At around 7:30 p.m., the sky cleared for a sun shower, wherein rain falls while the sun is shining.

“Once the main storm went through, we were able to get the sun just in the right spot just because of the time of day,” said Stefanie Henry, a meteorologist at the National Weather Service in Boise. The setting sun, free of the cloud cover common during many storms, hit directly onto the falling rain.

During a standard rainbow, light is refracted and reflected through water droplets in the air, according to National Geographic. Each visible color in the electromagnetic spectrum is a different wavelength, and the refraction, or bending, through water causes the light to separate into different colors, according to Henry. Slight variations in water droplet sizes can cause shifts in how the colors are projected.

Saturday’s rainbow was supernumerary, meaning that viewers could see not only the full spectrum of visible light, but also the repetition of other colors below the rainbow. The supernumerary effect occurs when competing rays of light interfere with each other during reflection, according to experts. The phenomenon is common, according to Henry, but it’s often too faint to see.
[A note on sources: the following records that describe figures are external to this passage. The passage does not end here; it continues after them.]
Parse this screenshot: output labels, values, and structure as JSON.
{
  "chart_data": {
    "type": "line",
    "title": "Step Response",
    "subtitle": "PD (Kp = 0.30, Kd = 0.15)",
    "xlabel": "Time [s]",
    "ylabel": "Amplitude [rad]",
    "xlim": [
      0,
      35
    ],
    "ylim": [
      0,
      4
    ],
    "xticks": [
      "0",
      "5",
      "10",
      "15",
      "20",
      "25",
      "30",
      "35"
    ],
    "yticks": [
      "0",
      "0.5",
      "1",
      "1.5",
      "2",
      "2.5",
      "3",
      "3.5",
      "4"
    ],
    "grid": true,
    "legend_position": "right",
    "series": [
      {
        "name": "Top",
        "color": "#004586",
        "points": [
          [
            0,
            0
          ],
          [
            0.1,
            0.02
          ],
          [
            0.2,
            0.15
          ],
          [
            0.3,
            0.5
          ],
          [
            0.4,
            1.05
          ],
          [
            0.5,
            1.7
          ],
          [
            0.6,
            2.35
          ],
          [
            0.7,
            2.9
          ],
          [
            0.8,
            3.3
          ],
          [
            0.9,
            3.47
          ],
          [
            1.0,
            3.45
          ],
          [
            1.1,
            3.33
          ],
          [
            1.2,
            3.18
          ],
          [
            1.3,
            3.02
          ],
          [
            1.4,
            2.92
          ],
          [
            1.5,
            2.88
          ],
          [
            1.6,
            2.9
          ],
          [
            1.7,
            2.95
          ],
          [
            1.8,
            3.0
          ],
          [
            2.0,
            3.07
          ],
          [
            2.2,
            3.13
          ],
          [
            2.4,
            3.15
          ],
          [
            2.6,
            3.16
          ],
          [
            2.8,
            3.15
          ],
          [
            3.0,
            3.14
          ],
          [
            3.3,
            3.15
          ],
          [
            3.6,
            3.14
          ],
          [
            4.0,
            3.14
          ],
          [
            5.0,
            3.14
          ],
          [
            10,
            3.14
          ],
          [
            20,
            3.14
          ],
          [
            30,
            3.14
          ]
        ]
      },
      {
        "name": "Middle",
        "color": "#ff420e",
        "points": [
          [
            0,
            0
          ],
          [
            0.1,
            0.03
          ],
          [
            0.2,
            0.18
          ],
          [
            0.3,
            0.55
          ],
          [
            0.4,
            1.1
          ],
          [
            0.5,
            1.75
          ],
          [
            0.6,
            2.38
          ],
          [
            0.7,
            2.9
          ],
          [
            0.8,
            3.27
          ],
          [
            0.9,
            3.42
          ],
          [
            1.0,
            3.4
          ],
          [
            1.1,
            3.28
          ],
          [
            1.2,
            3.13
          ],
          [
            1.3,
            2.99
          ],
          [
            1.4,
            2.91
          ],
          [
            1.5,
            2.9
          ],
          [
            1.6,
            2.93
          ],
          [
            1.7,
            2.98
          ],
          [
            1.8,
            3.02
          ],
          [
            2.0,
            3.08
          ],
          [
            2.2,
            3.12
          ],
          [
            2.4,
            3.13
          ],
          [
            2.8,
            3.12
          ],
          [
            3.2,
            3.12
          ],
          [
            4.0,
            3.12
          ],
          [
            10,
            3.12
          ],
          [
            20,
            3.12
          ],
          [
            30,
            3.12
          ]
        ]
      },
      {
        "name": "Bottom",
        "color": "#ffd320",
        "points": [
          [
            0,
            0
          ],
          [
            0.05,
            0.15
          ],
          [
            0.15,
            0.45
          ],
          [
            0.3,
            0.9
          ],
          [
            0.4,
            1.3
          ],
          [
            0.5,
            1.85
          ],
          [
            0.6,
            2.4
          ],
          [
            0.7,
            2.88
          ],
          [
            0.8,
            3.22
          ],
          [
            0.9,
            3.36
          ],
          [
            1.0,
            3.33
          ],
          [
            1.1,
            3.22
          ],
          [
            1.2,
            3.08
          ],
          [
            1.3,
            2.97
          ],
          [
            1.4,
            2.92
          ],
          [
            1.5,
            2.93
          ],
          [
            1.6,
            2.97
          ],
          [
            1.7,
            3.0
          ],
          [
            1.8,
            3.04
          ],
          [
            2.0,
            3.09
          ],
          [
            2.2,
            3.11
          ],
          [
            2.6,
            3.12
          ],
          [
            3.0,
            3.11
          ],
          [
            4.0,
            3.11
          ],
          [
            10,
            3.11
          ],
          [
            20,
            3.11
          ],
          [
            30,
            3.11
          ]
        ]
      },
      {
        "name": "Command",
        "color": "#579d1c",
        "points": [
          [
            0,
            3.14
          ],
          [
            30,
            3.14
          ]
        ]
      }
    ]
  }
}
“What cased the supernumerary rainbow was that it basically has a repeat effect in the rainbow itself,” Henry said. “The water acts as a prism and then it reflects the light just enough to have all the colors of the spectrum visible, and if it’s strong enough, you’re able to see more and more of the rows of colors.”

On top of that, the angle of the sun caused the light to be reflected twice, revealing a second rainbow higher in the sky.

The rainbow received great attention on social media, where Boise residents venturing out after the heavy rain were greeted with the colorful display.

One Twitter user captured a video of the colorful bow:

“It was a lot of things in the right place at the right time,” Henry said.